Once it hit July and August, that’s when we heard “We’re more than happy to appear on panels but we’re not looking at any new deals.”
That was the dichotomy that was misleading against the general public messaging of positivity from investors. There were a lot of panels with a lot of misleading information in the sense of trying to be optimistic, even though there was a lot of retraction in investments.
Once October hit this started easing. There was optimism in the startup community and investors started looking at more deals. I think that’s when the trend set in where a lot of firms started shifting their focus to see what was going to be feasible moving forward. Now I feel it has rebounded, especially as a lot of these firms have to invest in a certain number of companies in a year.
I think a lot of people have re-shifted the focus with the expectations of COVID-19 not going away anytime soon. The focus now is to prioritize and plan for the shift, try to ride certain waves such as edtech and healthtech.
Kr: Your team is in a unique position because you’re a link between investors and startups. How do you find bridging these relationships?
GC: It’s something that is kind of hard to do but it’s very helpful in the sense that we have both ears to the ground on both sides. We have very real data about what investors are currently investing in and also what startups are pivoting to, how they’re fixing their problems, and how they’re managing.
In terms of management, it’s interesting. It does involve some hard work because a lot of these relationships, especially on the investment side, does take a lot of rigorous relationship management. For the most part, it hasn’t been a problem though. Since we’re a lean team split between startups and investors, while we have communication channels for both to try to make everyone happy.
Kr: Do you see the growth in Southeast Asia continuing as it was pre-COVID?
GC: There’s still a lot of innovation to be done here in the sense that a lot of problems still need fixing which creates momentum in the area. This stalled in the last year, but with news about vaccines, I feel personally from the conversations I’ve had there is no panic now. There is a commitment to stay and work to put money in the right areas of the ecosystem.

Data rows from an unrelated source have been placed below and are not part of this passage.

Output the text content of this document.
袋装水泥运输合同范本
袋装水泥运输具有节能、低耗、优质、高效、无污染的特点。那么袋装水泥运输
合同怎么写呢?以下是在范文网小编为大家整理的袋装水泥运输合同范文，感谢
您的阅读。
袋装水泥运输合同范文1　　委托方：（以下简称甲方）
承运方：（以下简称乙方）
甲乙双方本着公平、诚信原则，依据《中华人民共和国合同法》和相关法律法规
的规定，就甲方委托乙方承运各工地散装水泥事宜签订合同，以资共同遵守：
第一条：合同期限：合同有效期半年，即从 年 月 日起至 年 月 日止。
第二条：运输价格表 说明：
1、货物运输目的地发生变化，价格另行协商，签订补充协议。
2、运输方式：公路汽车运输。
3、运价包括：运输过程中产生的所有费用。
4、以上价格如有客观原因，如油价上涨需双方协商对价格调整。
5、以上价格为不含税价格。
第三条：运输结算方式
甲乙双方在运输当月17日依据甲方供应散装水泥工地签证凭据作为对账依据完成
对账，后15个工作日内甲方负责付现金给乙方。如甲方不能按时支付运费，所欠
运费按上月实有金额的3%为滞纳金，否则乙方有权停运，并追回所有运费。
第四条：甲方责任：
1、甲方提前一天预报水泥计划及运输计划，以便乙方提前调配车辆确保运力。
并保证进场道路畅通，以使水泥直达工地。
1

Kr: What advice would you give to founders to help develop and maintain a relationship with investors?
GC: The biggest thing about founders when they’re trying to fundraise, they try to reach out to as many folks as possible to diversify their chances of getting funded. In this region, I think the cultivation of personal relationships goes a long way. A lot of times, the time is better spent getting to know a select few firms, and having referrals based on that, whereas with the cold outreach a lot of people go about the conversations in ways that aren’t helpful.
Founders also get incredibly defensive and very protective of their ideas. The more information I have, the more I can direct you to people who can help you move towards your goals. It just needs a pivot of how you approach the relationship aspect again. Another thing for founders who are maybe deterred right now in this ecosystem, it’s an incredible time right now to build something.